Hizmet sözleşmesinin, “Hizmet akdi, bir mukaveledir ki onunla işçi, muayyen veya gayri muayyen bir zamanda hizmet görmeyi ve iş sahibi dahi ona bir ücret vermeği taahhüt eder” şeklindeki bağımlılık unsuruna yer vermeyen mülga 818 sayılı Borçlar Kanununun 313/1.maddesindeki tanımı, 6098 sayılı Türk Borçlar Kanunu’nun 393/1 maddesi ile “Hizmet sözleşmesi işçinin işverene bağımlı olarak belirli veya belirli olmayan süreyle isgörmeyi ve işverenin de ona zamana veya yapılan ise göre ücret ödemeyi üstlendiği sözleşmedir” şeklinde bağımlılık unsuru da kabul edilerek, 4857 sayılı İş Kanunu’nun 8. maddesindeki tanıma benzer düzenleme yapılmıştır. Ayrıca, 6098 sayılı Kanunun 394/son maddesi ile de “Geçersizliği sonradan anlaşılan hizmet sözleşmesi, hizmet ilişkisi ortadan kaldırılıncaya kadar, geçerli bir hizmet sözleşmesinin bütün hüküm ve sonuçlarını doğurur” düzenlemesi ile hizmet sözleşmesinin geçersiz olarak kurulmuş olması halinde, geçersizliği ortadan kaldırılıncaya kadar geçerli bir sözleşmenin hüküm ve sonuçlarını doğuracağı benimsendiği, ayrıca 2820 sayılı Kanunun 71.maddesi; “Mali Hükümler” başlığı altında, partilerin giderlerinin yapılmasındaki usul ve esaslar ile mali sorumluluk hallerini düzenleyen hükümler olup, anılan maddelerin taraflar arasındaki işçi işveren ilişkisi nedeni ile dava konusu olayda uygulanabilirliğinin bulunmadığının da kabulü gerekmektedir. (HGK 10.04.2013 Tarih ve 12/9-1134/E- 13/467 K sayılı karar )

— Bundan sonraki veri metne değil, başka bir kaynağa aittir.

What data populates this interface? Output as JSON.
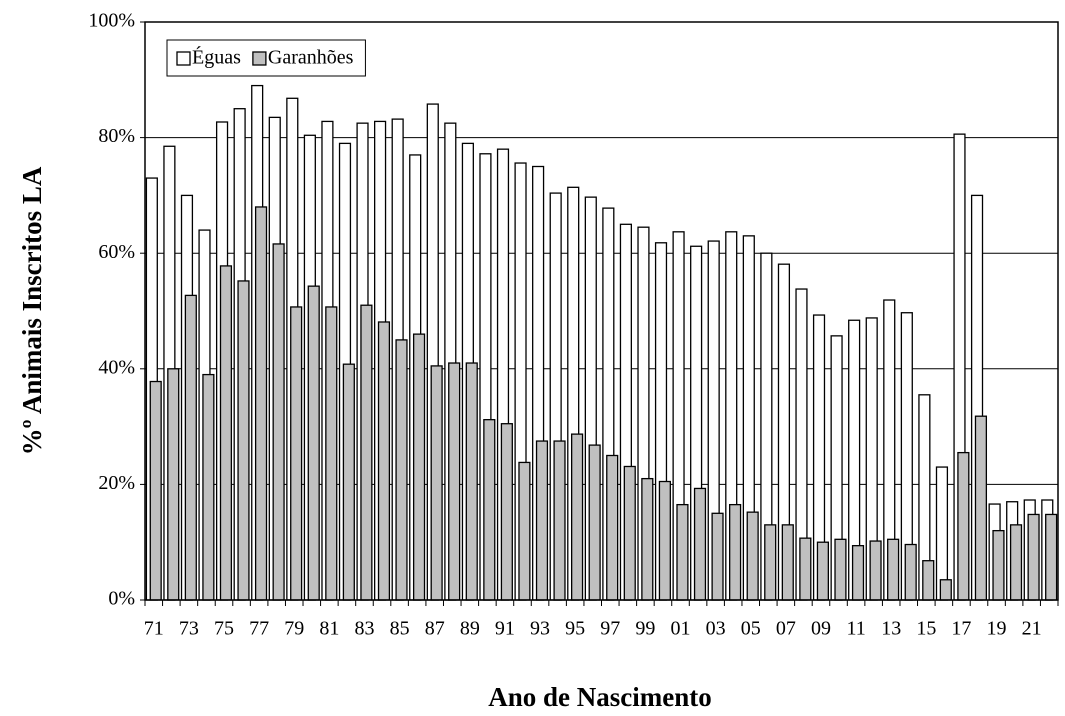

Hukuk Genel Kurulu kararı ile hizmet sözleşmesini ilgilendiren işlemlerde Parti Merkez Karar ve Yönetim Kurulu dışında alt kademe organlarının yaptıkları sözleşmeler ve giriştikleri yükümlülüklerden dolayı parti tüzel kişiliğinin sorumlu olduğu belirtilmiştir.
Yukarıda anlatılanlar ışığında, incelenen dava dosyasında;
Mahkeme gerekçesinde 2820 sayılı Yasanın 71. maddesine göre siyasi partilerin tüzüklerine göre merkez karar ve yönetim kurulunca önceden yazlı yetki verilmediği veya sonradan bir kararla onaylanmadığı takdirde, partinin teşkilat kademelerinde yaptıkları sözleşme ve giriştikleri yükümlülüklerden parti tüzel kişiliğinin sorumlu tutulamayacağı belirtilmiş ise de, siyasi partilerin kurulmaları, teşkilatlanmaları, faaliyetleri, görev, yetki ve sorumlulukları, mal edinimleri ile gelir ve giderleri, denetlenmeleri, kapanma ve kapatılmalarıyla ilgili hükümleri düzenleyen 2820 sayılı ...Kanunu’nun 3.maddesi hükmü, siyasi partilerin ülke çapında faaliyet göstermek üzere teşkilatlanan tüzel kişiliğe sahip kuruluşlar olduğunu, 7. maddesi hükmü; Siyasi partilerin teşkilatının; merkez organları ile il, ilçe ve belde teşkilatlarından... Grubu ile İl genel meclisi ve belediye meclisi gruplarından ibaret olduğunu düzenlerken; aynı Yasa"nın 70. ve 71.maddeleri ise; “Mali Hükümler” başlığı altında, partilerin giderlerinin yapılmasındaki usul ve esaslar ile mali sorumluluk hallerini düzenleyen hükümler olup, anılan maddelerin dava konusu olayda uygulanabilirliği bulunmadığından davalı Genel Merkezin işverenlik sıfatını ortadan kaldırmayacaktır.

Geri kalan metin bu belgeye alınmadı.